Pero, además de esa buena disposición, Briones ha mostrado otros atributos valiosos. El primero, es que, según dicen los que tienen información de primera mano, ha logrado que el Presidente se mantenga alejado del manejo del día a día del ministerio. Es decir, Briones habría conseguido un grado de autonomía pocas veces visto en las dos administraciones Piñera. Si esto es así -cosa que no he podido confirmar con certeza -, es un gran avance. Uno solo puede conjeturar cuán mejor estaría el país si la mayoría de los ministros hubiera logrado lo mismo.
Un segundo atributo admirable del ministro Briones es su optimismo.
Aun en los peores momentos, en aquellos días en que los contagios parecían imparables y la violencia parecía tomarse el país, Ignacio Briones veía una luz al final del túnel. Y no una luz debilucha, sino que un haz radiante y resplandeciente.
Briones cree que, si hacemos bien las cosas, Chile tiene un gran futuro. Pero para alcanzar esa meta, para seguir avanzando sobre lo ya logrado, para retomar la senda de la prosperidad, para lograr armonía e inclusividad, hay que hacer los deberes, y no hay que dejarse estar.
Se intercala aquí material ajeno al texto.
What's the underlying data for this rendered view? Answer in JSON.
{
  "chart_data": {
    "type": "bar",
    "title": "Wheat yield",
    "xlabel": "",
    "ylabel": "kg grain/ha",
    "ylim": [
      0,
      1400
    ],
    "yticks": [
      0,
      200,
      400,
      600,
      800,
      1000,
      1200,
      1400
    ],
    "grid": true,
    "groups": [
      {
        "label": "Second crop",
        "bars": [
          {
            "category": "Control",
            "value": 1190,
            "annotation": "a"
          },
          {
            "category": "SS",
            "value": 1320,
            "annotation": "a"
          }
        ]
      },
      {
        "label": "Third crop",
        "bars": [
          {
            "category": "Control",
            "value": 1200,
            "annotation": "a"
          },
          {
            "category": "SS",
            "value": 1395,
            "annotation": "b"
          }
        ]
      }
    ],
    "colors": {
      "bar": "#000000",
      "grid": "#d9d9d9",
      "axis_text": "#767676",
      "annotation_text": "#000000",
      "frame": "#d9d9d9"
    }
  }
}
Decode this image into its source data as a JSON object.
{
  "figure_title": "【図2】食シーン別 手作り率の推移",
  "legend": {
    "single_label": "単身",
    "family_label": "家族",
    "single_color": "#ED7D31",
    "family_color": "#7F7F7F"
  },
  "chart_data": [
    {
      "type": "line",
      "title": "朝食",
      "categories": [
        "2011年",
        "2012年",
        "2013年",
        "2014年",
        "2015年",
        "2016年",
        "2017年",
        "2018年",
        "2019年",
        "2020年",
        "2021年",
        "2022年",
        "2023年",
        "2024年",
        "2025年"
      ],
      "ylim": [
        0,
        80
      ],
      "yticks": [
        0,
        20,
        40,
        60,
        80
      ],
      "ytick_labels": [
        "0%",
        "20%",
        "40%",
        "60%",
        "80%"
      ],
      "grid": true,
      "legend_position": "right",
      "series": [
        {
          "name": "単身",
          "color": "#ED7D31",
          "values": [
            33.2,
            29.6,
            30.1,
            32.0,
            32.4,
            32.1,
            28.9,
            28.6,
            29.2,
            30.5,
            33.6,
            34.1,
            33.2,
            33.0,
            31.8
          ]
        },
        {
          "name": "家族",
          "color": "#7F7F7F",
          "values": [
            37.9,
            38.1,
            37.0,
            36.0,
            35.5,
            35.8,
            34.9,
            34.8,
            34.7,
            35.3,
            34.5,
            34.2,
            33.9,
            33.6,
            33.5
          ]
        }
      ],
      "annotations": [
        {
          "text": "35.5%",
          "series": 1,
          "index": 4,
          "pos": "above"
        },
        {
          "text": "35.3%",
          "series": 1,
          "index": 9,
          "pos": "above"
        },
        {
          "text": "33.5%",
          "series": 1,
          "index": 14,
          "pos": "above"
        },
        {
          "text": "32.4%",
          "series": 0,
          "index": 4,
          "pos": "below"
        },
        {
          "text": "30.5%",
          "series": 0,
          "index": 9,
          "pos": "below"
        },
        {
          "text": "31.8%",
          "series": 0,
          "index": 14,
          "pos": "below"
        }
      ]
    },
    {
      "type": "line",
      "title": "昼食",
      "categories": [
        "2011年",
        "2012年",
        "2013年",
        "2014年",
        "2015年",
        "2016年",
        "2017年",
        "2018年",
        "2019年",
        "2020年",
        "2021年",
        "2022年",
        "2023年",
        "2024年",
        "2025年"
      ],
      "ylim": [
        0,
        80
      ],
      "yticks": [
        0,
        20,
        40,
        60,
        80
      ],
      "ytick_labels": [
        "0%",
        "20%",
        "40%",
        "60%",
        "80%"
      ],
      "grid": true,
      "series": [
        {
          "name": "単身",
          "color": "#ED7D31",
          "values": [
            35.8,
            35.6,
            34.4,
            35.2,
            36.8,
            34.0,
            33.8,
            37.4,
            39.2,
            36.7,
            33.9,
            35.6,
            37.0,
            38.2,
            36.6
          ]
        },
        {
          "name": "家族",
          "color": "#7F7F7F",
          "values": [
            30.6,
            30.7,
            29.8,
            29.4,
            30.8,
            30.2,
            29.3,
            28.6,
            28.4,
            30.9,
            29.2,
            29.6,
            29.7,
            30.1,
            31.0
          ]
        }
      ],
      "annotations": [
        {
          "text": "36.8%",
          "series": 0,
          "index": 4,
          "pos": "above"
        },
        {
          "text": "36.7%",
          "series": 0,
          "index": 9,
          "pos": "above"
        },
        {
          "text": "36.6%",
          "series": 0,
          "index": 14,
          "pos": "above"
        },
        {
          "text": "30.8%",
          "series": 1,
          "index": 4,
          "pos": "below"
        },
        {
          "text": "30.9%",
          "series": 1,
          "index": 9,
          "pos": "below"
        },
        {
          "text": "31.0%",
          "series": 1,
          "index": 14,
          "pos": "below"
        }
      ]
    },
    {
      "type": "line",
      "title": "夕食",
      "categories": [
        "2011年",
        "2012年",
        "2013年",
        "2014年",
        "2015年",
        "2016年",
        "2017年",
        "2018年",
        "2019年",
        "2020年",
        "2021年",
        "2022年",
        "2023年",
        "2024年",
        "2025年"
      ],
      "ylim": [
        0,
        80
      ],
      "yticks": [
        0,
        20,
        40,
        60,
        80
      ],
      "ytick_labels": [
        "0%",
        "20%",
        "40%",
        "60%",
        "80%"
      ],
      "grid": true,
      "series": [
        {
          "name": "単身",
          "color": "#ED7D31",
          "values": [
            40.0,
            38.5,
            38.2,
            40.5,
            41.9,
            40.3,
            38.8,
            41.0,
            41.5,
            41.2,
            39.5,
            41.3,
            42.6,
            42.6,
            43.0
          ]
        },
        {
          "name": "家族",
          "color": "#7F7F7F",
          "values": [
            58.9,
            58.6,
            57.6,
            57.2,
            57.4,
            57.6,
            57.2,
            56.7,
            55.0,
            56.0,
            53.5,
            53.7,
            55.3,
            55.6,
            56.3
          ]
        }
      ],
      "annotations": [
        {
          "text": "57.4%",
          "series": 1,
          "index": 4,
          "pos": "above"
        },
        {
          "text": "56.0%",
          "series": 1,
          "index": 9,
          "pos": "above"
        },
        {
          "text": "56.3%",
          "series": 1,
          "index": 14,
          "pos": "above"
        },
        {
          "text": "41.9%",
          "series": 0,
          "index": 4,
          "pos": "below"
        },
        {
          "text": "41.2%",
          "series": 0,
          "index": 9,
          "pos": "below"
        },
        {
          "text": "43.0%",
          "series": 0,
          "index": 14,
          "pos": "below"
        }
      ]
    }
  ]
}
Por eso Briones se preocupa de la sostenibilidad fiscal, de la calificación de nuestra deuda soberana, de la recuperación del empleo al terminar la emergencia sanitaria. Briones también entiende que la pandemia aceleró enormemente los cambios tecnológicos que venían en camino. Briones tuvo claro que, como algunos vaticinamos hace algunos años, “ya pronto muchos empleos desaparecerán.” Y porque esa es una realidad enormemente disruptiva, es necesario tener reservas de energía para encarar un desempleo rebelde.
El ministro fue el representante de Chile en la Ocde, foro donde se ayuda a diseñar las mejores políticas públicas de los países avanzados. Y una de las cosas que se aprende, en cuanto uno pone los pies en la casona del 16 arrondissement (XVI Distrito) de París, es que los sistemas de pensiones de reparto no tienen futuro, están desahuciados. Es por ello que un país tras otro implementan sistemas de capitalización como el que algunos/as quieren eliminar en Chile. Y porque Briones lo sabe, ha hecho un esfuerzo por defenderlo. En ello tiene razón nuestro hombre de Teatinos 120.
Para que el optimismo de Briones se transforme en realidad se necesitan dos cosas: primero, mejores relaciones entre La Moneda y el Parlamento, de modo que se eviten las políticas públicas malas y populistas (ya sean malas por acción o por omisión). Y, segundo, que la convención constituyente actúe con sabiduría y responsabilidad.
Yo no sé si esto vaya a suceder, pero cuando escucho a Ignacio Briones en entrevistas o en mesas redondas, ese pesimismo que me embarga desde hace tantos meses empieza a disiparse; anticipo la salida del sol.